I prayed desperately that there was a loo up here. There had to be—it was a boardinghouse.
“End of the hall,” she muttered, and her footsteps retreated downward.
I turned back to my examination of Mr. Collicutt’s belongings. For a cluttered room, there were surprisingly few of them, aside from the scrapyard of organ parts.
Piles of music books, a metronome, a pitch pipe, a bust of Johann Sebastian Bach—who had been born and died in the same years as Cassandra Cottlestone, I remembered with a delicious shiver.
On a side table an upright toothbrush was stuck into a water glass, and nearby, a tin of tooth powder. A nail file and a pair of nail scissors were perfectly aligned side by side, as you would expect. More than anything, organists needed to look after their hands.
I thought of Mr. Collicutt’s shriveled fingers as I had seen them in the tomb at St. Tancred’s, and of the clean nails on the hand that clutched the broken bit of glass tubing.
He had been dead when he was dragged through the tunnel. He had not clutched at the soil of the graveyard.
I got to my knees and looked under the bed. It was too dark to see anything. I flattened myself with my cheek to the floorboards, edged forward, and reached as far as I could under the wooden frame. My fingers touched something—felt it—seized it—and pulled it slowly toward me.
It was a flat tin cigarette box. Players Navy Cut. One hundred cigarettes.
Surely the police had seen it. But if they had, why would they have shoved it back under the bed?
Perhaps they had only looked, rather than felt—relied on eyes rather than fingers.
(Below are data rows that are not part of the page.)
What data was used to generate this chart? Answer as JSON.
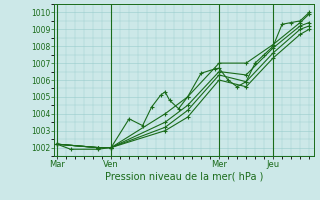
{
  "xlabel": "Pression niveau de la mer( hPa )",
  "ylim": [
    1001.5,
    1010.5
  ],
  "yticks": [
    1002,
    1003,
    1004,
    1005,
    1006,
    1007,
    1008,
    1009,
    1010
  ],
  "xtick_labels": [
    "Mar",
    "Ven",
    "Mer",
    "Jeu"
  ],
  "xtick_positions": [
    0,
    6,
    18,
    24
  ],
  "xlim": [
    -0.3,
    28.5
  ],
  "background_color": "#cce8e8",
  "grid_color": "#99cccc",
  "line_color": "#1a6b1a",
  "lines": [
    [
      0.0,
      1002.2,
      1.5,
      1001.9,
      4.5,
      1001.9,
      6.0,
      1002.0,
      8.0,
      1003.7,
      9.5,
      1003.3,
      10.5,
      1004.4,
      11.5,
      1005.1,
      12.0,
      1005.3,
      12.5,
      1004.8,
      13.5,
      1004.3,
      14.5,
      1005.0,
      16.0,
      1006.4,
      17.5,
      1006.65,
      18.0,
      1006.7,
      19.0,
      1006.0,
      20.0,
      1005.6,
      21.0,
      1005.9,
      22.0,
      1007.0,
      23.0,
      1007.5,
      24.0,
      1008.0,
      25.0,
      1009.3,
      26.0,
      1009.4,
      27.0,
      1009.5,
      28.0,
      1010.0
    ],
    [
      0.0,
      1002.2,
      4.5,
      1002.0,
      6.0,
      1002.0,
      12.0,
      1004.0,
      14.5,
      1005.0,
      18.0,
      1007.0,
      21.0,
      1007.0,
      24.0,
      1008.1,
      27.0,
      1009.4,
      28.0,
      1009.9
    ],
    [
      0.0,
      1002.2,
      4.5,
      1002.0,
      6.0,
      1002.0,
      12.0,
      1003.5,
      14.5,
      1004.5,
      18.0,
      1006.5,
      21.0,
      1006.3,
      24.0,
      1007.9,
      27.0,
      1009.2,
      28.0,
      1009.4
    ],
    [
      0.0,
      1002.2,
      4.5,
      1002.0,
      6.0,
      1002.0,
      12.0,
      1003.2,
      14.5,
      1004.2,
      18.0,
      1006.3,
      21.0,
      1005.9,
      24.0,
      1007.6,
      27.0,
      1009.0,
      28.0,
      1009.2
    ],
    [
      0.0,
      1002.2,
      4.5,
      1002.0,
      6.0,
      1002.0,
      12.0,
      1003.0,
      14.5,
      1003.8,
      18.0,
      1006.0,
      21.0,
      1005.6,
      24.0,
      1007.3,
      27.0,
      1008.7,
      28.0,
      1009.0
    ]
  ],
  "vline_positions": [
    0,
    6,
    18,
    24
  ],
  "vline_color": "#1a6b1a",
  "marker": "+"
}
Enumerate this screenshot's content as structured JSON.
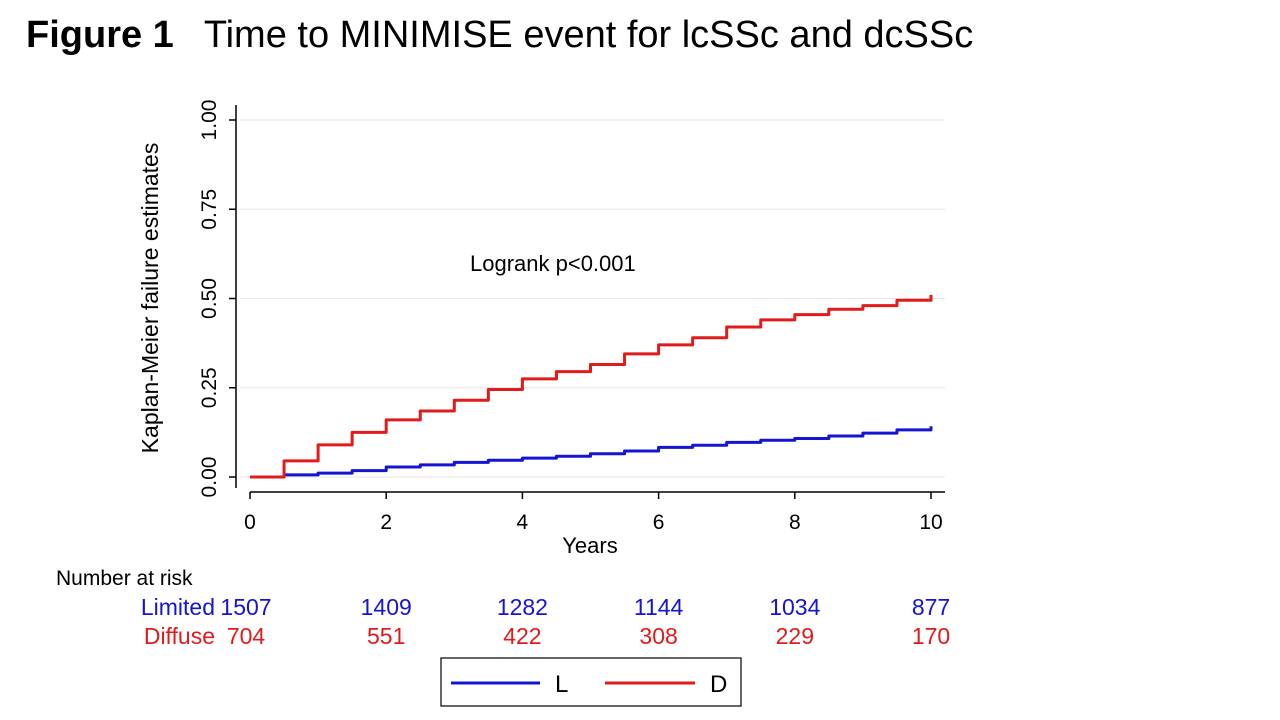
{
  "figure": {
    "label": "Figure 1",
    "title": "Time to MINIMISE event for lcSSc and dcSSc"
  },
  "colors": {
    "limited": "#1414d2",
    "diffuse": "#e01b1b",
    "axis": "#000000",
    "grid": "#e6e6e6"
  },
  "chart_data": {
    "type": "line",
    "title": "Time to MINIMISE event for lcSSc and dcSSc",
    "xlabel": "Years",
    "ylabel": "Kaplan-Meier failure estimates",
    "xlim": [
      0,
      10
    ],
    "ylim": [
      0,
      1
    ],
    "xticks": [
      "0",
      "2",
      "4",
      "6",
      "8",
      "10"
    ],
    "yticks": [
      "0.00",
      "0.25",
      "0.50",
      "0.75",
      "1.00"
    ],
    "grid": true,
    "annotation": "Logrank p<0.001",
    "series": [
      {
        "name": "L",
        "x": [
          0,
          0.5,
          1,
          1.5,
          2,
          2.5,
          3,
          3.5,
          4,
          4.5,
          5,
          5.5,
          6,
          6.5,
          7,
          7.5,
          8,
          8.5,
          9,
          9.5,
          10
        ],
        "y": [
          0,
          0.006,
          0.011,
          0.018,
          0.028,
          0.034,
          0.041,
          0.047,
          0.053,
          0.058,
          0.065,
          0.073,
          0.083,
          0.089,
          0.097,
          0.103,
          0.108,
          0.115,
          0.123,
          0.132,
          0.142
        ]
      },
      {
        "name": "D",
        "x": [
          0,
          0.5,
          1,
          1.5,
          2,
          2.5,
          3,
          3.5,
          4,
          4.5,
          5,
          5.5,
          6,
          6.5,
          7,
          7.5,
          8,
          8.5,
          9,
          9.5,
          10
        ],
        "y": [
          0,
          0.045,
          0.09,
          0.125,
          0.16,
          0.185,
          0.215,
          0.245,
          0.275,
          0.295,
          0.315,
          0.345,
          0.37,
          0.39,
          0.42,
          0.44,
          0.455,
          0.47,
          0.48,
          0.495,
          0.51
        ]
      }
    ],
    "risk_table": {
      "header": "Number at risk",
      "rows": [
        {
          "label": "Limited",
          "values": [
            "1507",
            "1409",
            "1282",
            "1144",
            "1034",
            "877"
          ]
        },
        {
          "label": "Diffuse",
          "values": [
            "704",
            "551",
            "422",
            "308",
            "229",
            "170"
          ]
        }
      ]
    },
    "legend": {
      "position": "bottom-center",
      "entries": [
        "L",
        "D"
      ]
    }
  }
}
A large police sergeant would not be as accustomed as I was to slithering about under beds on his belly. A thin tin would be easy enough to miss in a dark corner.
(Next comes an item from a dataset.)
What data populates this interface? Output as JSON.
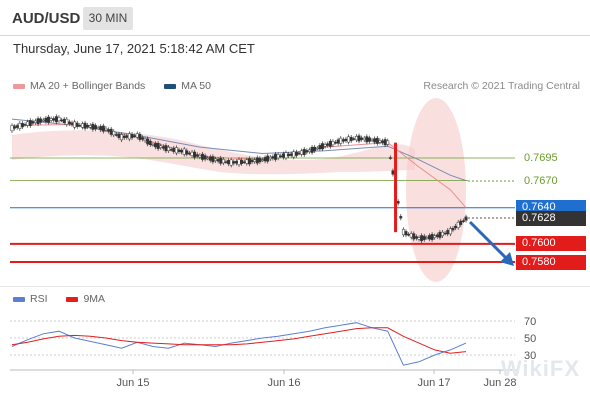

I got to my knees and sat back on my heels. Judging by its weight, the box was not completely empty.
I fiddled with the hinge and the lid popped open.
Something fluttered into my lap.
Paper banknotes! Half a dozen of them—one hundred pounds each.
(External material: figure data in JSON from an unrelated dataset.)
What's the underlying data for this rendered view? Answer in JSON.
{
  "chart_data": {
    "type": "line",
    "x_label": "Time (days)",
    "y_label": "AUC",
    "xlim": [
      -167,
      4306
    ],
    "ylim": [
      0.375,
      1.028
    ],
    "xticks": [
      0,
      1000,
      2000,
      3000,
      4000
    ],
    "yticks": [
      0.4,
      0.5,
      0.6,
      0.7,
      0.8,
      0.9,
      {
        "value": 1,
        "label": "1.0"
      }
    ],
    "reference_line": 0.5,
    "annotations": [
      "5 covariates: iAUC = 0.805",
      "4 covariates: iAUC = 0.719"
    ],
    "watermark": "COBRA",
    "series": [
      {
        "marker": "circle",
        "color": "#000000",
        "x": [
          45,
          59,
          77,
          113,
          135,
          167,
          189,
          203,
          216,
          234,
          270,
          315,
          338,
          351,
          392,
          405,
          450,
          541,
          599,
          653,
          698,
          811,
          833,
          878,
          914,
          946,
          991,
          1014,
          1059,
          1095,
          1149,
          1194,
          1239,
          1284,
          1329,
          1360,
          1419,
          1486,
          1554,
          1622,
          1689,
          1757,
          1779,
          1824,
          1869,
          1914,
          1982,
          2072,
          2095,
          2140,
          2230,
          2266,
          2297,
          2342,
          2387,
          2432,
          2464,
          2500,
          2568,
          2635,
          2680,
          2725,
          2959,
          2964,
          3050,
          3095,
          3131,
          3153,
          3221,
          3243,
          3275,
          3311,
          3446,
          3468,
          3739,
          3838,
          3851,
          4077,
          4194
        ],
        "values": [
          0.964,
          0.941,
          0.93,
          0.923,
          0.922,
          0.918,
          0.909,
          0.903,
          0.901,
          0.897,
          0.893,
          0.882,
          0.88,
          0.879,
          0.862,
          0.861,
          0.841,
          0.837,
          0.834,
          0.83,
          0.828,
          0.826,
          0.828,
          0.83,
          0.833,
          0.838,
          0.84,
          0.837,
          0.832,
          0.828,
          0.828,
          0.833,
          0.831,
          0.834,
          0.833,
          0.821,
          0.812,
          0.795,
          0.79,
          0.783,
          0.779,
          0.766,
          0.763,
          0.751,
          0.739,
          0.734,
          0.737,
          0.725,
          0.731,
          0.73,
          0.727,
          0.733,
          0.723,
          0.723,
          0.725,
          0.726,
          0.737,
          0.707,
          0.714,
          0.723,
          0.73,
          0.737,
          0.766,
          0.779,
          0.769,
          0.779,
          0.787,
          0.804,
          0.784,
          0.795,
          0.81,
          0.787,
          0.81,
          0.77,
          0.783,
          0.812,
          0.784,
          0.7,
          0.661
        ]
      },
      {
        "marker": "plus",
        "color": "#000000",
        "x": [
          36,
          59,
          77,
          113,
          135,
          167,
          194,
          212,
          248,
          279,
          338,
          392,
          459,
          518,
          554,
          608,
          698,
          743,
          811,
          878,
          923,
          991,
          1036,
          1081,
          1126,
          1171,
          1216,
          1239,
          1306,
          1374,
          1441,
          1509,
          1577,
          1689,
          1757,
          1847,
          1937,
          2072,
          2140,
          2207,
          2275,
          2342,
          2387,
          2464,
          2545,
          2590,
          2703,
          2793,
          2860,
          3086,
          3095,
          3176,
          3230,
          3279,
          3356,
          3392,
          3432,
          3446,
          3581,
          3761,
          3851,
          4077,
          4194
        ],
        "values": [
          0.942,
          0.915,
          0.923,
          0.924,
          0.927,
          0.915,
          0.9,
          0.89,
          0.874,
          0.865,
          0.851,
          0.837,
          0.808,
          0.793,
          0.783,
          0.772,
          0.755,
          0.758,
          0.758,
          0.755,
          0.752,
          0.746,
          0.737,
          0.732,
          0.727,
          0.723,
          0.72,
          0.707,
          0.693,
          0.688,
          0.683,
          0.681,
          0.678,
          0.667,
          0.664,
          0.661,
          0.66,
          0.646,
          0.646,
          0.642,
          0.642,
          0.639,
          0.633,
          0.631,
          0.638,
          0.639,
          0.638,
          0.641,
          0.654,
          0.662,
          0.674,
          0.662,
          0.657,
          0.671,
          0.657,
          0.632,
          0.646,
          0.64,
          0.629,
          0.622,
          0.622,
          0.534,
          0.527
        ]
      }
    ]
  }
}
Six hundred pounds, in all. More money than I had ever seen in my entire life. I must confess that a number of ideas popped into my mind as quickly as the banknotes had spilled into my lap, but since every one of them involved theft I stifled the urge almost at once.
The notes had been folded double in an envelope which had sprung out like a jack-in-the-box when I opened the lid.
Six hundred pounds!
So much for Mr. Collicutt being as poor as a church mouse—this was no village organist who had to scrape by on fifty quid a year.
I picked up the notes one by one and was about to replace them in the tin when I noticed something odd about the envelope. The flap had been ripped off, leaving a raw edge.
“Are you finished up there?”
Mrs. Battle again. Impatient now.
“Yes, just coming,” I called out. “I’ll be right down.”